A former health professional who still lives in Cuba and asked to remain anonymous said that she recently saw a contract that is typically presented to doctors on their way to the Ebola zone. In it, she said, a doctor is promised $1,500 a month while working in Africa, and an additional $1,500 to be deposited in a Cuban bank account, where it can be withdrawn upon return and evaluation of the work.

It is not clear whether that money comes from the per diem from the WHO—and is distributed by Cuban officials who collect it on behalf of the doctors in Africa—or is separate from the WHO money.

Cuban doctors are "sent by their government, so we do not know how that money is distributed," said a U.N. official familiar with the international efforts in Africa, who spoke on condition of anonymity, as he was not authorized to discuss the matter with the press.

"So what," said another U.N. official said. "It's just like U.N. peacekeepers. Their governments send conscripts, and they get paid for each soldier. But the troops get very little of the proceeds. Developing countries use the U.N. as a source of national income."

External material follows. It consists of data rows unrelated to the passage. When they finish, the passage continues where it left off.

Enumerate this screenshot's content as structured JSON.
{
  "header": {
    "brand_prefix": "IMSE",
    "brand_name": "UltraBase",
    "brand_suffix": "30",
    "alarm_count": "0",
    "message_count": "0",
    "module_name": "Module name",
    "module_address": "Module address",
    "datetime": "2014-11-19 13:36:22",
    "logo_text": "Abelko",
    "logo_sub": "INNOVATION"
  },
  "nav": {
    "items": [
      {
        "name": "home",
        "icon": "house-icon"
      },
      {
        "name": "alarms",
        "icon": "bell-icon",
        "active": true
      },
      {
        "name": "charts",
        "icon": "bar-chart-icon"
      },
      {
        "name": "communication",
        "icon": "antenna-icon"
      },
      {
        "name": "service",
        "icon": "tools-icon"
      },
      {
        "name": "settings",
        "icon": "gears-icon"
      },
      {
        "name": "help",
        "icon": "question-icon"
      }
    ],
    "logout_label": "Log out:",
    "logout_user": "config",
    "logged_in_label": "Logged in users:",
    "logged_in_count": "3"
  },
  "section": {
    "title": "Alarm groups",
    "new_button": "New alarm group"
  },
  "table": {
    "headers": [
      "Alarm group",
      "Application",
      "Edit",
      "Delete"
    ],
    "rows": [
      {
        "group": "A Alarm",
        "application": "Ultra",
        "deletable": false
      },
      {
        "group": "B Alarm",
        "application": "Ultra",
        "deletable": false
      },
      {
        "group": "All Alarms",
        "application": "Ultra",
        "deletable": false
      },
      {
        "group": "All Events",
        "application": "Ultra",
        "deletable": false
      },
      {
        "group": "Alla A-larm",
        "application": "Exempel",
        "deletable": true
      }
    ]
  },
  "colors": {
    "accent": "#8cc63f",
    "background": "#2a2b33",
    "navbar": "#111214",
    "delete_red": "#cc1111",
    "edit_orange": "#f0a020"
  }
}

Attempts to reach by phone the spokesman for the Cuban mission to the U.N. were unsuccessful, and he declined to answer an emailed question about the distribution of WHO funds. But as Cuba's exportation of doctors and other professionals grows, there has been some pushback.

Ramona Matos Rodriguez, a Cuban doctor who was sent to Brazil, defected last summer and sued the Cuban government for damages. She said in a deposition that the government presented her with a contract promising a salary of $400 a month, with an additional $600 that would be deposited in a Cuban bank on the island, to be withdrawn by her later.

When she arrived in Brazil, however, Matos Rodrigues discovered that Brasilia pays an average of $4,200 a month for each of the 11,000 Cuban doctors working in Brazil. That arrangement leaves most of the money Brazil allocates for the doctors in the hands of the Cuban government.

The case became contentious, as the government defended the importation of thousands of Cuban doctors to serve in remote areas where "Austrian doctors, for example, wouldn't work," said then foreign minister Antonio Patriota. But a Brazilian union, the National Federation of Physicians, said in a statement that the arrangement resembles "slave labor," serving no one but the Cuban government.

And this month Brazil's federal prosecutor Luciana Loureiro Oliveira said that paying Cuban doctors a mere quarter of what the Cuban government collects for them is "downright illegal" under Brazilian law.

Cuban blogger Orlando Luis Pardo Lazo, who is a student at Brown University in the United States, says he believes the exportation of medical staff is having a detrimental effect on Cuba's own health care system. Lazo says last year he had to tend to his ailing mother back in Cuba. "Every time I went to a hospital in the middle of the night, I found Venezuelan doctors, Bolivian doctors, students from Latin America," Lazo said. "Where are the Cuban doctors?"

He added, "I'm not trying to make politics out of this. I would just like Cuba to help Cubans [and others] in a better way."